1985 essay and 2003 book

Alan Moore's Writing for Comics is a 48-page paperback book published in 2003 by Avatar Press. The volume reprints a 1985 essay by Alan Moore on how to successfully write comics that originally appeared in the British magazine Fantasy Advertiser in four chapters, running from issue #92, August 1985, to issue #95, February 1986.

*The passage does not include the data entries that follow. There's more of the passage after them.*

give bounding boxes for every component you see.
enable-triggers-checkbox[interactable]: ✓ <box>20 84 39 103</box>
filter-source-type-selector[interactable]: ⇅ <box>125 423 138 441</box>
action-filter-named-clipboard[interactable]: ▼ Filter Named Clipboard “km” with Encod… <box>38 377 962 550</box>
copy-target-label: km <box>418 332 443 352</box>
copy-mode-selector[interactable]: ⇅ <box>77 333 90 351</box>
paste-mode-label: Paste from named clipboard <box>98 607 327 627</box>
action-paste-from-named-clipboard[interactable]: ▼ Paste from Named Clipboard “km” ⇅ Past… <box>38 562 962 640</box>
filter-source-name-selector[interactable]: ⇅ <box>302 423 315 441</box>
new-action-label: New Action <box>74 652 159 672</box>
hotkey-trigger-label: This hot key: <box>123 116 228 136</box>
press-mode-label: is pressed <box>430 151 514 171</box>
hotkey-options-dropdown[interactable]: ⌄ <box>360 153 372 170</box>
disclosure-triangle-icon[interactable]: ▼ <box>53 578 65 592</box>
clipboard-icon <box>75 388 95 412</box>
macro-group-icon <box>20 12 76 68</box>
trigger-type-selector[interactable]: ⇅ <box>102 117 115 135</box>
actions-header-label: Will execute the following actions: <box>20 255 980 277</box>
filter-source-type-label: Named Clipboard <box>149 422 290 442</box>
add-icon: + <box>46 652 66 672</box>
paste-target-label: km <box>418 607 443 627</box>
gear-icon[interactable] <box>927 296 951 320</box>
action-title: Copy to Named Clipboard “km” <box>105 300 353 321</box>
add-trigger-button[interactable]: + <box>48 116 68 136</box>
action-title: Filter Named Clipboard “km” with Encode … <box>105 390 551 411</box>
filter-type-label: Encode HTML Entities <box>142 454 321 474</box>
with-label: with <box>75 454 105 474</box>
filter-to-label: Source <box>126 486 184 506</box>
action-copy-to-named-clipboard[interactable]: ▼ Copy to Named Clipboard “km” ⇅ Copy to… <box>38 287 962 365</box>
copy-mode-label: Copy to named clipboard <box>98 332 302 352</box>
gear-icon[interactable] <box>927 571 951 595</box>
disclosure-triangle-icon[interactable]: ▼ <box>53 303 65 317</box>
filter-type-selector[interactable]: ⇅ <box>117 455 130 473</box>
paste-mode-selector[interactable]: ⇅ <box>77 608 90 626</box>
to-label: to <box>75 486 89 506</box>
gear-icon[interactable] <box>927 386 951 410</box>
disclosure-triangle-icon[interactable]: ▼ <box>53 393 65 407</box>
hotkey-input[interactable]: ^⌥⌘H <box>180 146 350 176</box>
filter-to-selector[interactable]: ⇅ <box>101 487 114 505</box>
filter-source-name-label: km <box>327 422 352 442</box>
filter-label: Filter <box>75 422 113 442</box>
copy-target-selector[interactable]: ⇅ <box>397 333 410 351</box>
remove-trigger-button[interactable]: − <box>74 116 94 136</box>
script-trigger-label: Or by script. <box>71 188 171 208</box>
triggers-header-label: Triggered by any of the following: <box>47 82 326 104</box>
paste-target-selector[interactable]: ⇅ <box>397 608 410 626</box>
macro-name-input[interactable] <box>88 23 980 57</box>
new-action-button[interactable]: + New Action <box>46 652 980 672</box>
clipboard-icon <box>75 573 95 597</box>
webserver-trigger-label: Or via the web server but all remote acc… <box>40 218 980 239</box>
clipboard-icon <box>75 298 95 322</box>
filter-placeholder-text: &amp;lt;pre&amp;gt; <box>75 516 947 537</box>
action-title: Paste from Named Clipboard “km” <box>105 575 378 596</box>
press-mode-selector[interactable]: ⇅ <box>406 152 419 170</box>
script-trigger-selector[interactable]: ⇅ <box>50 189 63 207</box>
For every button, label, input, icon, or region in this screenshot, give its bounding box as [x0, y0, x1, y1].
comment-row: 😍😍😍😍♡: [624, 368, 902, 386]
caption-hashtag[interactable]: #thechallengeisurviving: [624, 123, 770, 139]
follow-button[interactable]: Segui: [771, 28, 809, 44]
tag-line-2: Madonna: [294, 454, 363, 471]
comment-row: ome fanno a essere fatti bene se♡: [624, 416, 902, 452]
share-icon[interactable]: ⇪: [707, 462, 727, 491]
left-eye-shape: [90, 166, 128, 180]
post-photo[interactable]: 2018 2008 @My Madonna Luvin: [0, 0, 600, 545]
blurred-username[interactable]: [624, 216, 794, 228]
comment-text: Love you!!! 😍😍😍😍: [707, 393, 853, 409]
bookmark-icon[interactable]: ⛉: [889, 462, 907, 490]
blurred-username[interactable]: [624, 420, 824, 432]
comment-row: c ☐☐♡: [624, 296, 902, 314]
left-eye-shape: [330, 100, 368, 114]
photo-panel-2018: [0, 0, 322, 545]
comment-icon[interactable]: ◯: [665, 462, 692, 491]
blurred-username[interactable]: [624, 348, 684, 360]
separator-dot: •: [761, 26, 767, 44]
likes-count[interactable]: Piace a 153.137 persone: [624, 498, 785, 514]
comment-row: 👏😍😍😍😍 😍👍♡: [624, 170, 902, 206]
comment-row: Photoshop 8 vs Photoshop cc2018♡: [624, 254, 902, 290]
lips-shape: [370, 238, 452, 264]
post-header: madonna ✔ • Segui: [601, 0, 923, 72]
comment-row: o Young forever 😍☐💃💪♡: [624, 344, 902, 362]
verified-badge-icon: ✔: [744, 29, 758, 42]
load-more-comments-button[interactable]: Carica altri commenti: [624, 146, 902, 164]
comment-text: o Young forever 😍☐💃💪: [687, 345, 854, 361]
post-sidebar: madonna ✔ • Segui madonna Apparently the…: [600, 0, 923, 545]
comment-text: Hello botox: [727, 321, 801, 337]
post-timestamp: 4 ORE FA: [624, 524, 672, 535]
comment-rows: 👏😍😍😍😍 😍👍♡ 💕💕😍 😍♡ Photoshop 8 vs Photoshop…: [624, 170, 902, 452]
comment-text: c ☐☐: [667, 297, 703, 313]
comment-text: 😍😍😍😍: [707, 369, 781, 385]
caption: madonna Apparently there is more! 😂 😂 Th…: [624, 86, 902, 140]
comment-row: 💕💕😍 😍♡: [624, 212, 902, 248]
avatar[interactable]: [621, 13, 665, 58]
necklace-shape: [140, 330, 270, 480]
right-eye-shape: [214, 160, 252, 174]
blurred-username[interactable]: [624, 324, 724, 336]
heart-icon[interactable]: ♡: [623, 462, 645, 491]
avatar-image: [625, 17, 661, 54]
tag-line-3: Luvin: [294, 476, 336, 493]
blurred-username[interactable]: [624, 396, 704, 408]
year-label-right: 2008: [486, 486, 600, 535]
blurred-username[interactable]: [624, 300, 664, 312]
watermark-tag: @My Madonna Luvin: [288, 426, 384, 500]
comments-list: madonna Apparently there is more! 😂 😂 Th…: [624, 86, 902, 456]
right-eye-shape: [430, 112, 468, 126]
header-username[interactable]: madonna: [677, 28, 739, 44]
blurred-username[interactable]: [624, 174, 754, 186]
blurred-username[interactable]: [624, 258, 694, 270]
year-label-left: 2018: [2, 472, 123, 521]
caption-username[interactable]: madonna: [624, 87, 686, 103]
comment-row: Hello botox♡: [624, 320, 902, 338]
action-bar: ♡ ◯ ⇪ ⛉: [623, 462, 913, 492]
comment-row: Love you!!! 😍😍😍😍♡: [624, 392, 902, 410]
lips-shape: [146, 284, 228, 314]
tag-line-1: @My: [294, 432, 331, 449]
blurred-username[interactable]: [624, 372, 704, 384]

The book consists of the four chapters from the original essay along with a new essay written by Moore in 2003 reflecting on his earlier advice. The illustrations are by Jacen Burrows and the cover is by Juan Jose Ryp.

==Chapters==

The first four chapters are a beginner's guide about writing, storytelling and plotting a comic book script. The final chapter, however, was written in 2003; it aims to provide a writing for comics course and advises the writer "never to get stuck in one writing style, always be open to try new things". These chapters are:

- Chapter 1 – The Basic Idea: Thinking About Comics: this focuses on the idea behind the whole work of art, and what the writer intends to express in his or her work.
- Chapter 2 – Reaching The Reader: Structure, Pacing, Story Telling: this examines what is going on in the reader's mind and gives tips on how to keep the reader focused on the comic book.
- Chapter 3 – World Building: Place and Personality: the text suggests to possible comic book writers that they examine real-life characters, people they know throughout their life, in order to create realistic fictional characters. This chapter also gives hints about how to create a detailed universe, even if it means that the writer starts by creating economic structures.
- Chapter 4 – The Details: Plot and Script: this chapter aims to demolish the misunderstanding of the importance of plot. Moore delineates plot not as a list of things happening but more like a concept of time, contributing to the other elements of the art.
- Final Part – Afterwords: this subsequent addition to the original essay sums up and is a confession of all the wrong things Alan Moore told the readers eighteen years earlier in the first four chapters about how they could become a good writer. Moore suggests that writers who have already started their career should "simply try new and hard things they didn't think they could manage" in order to become a better writer.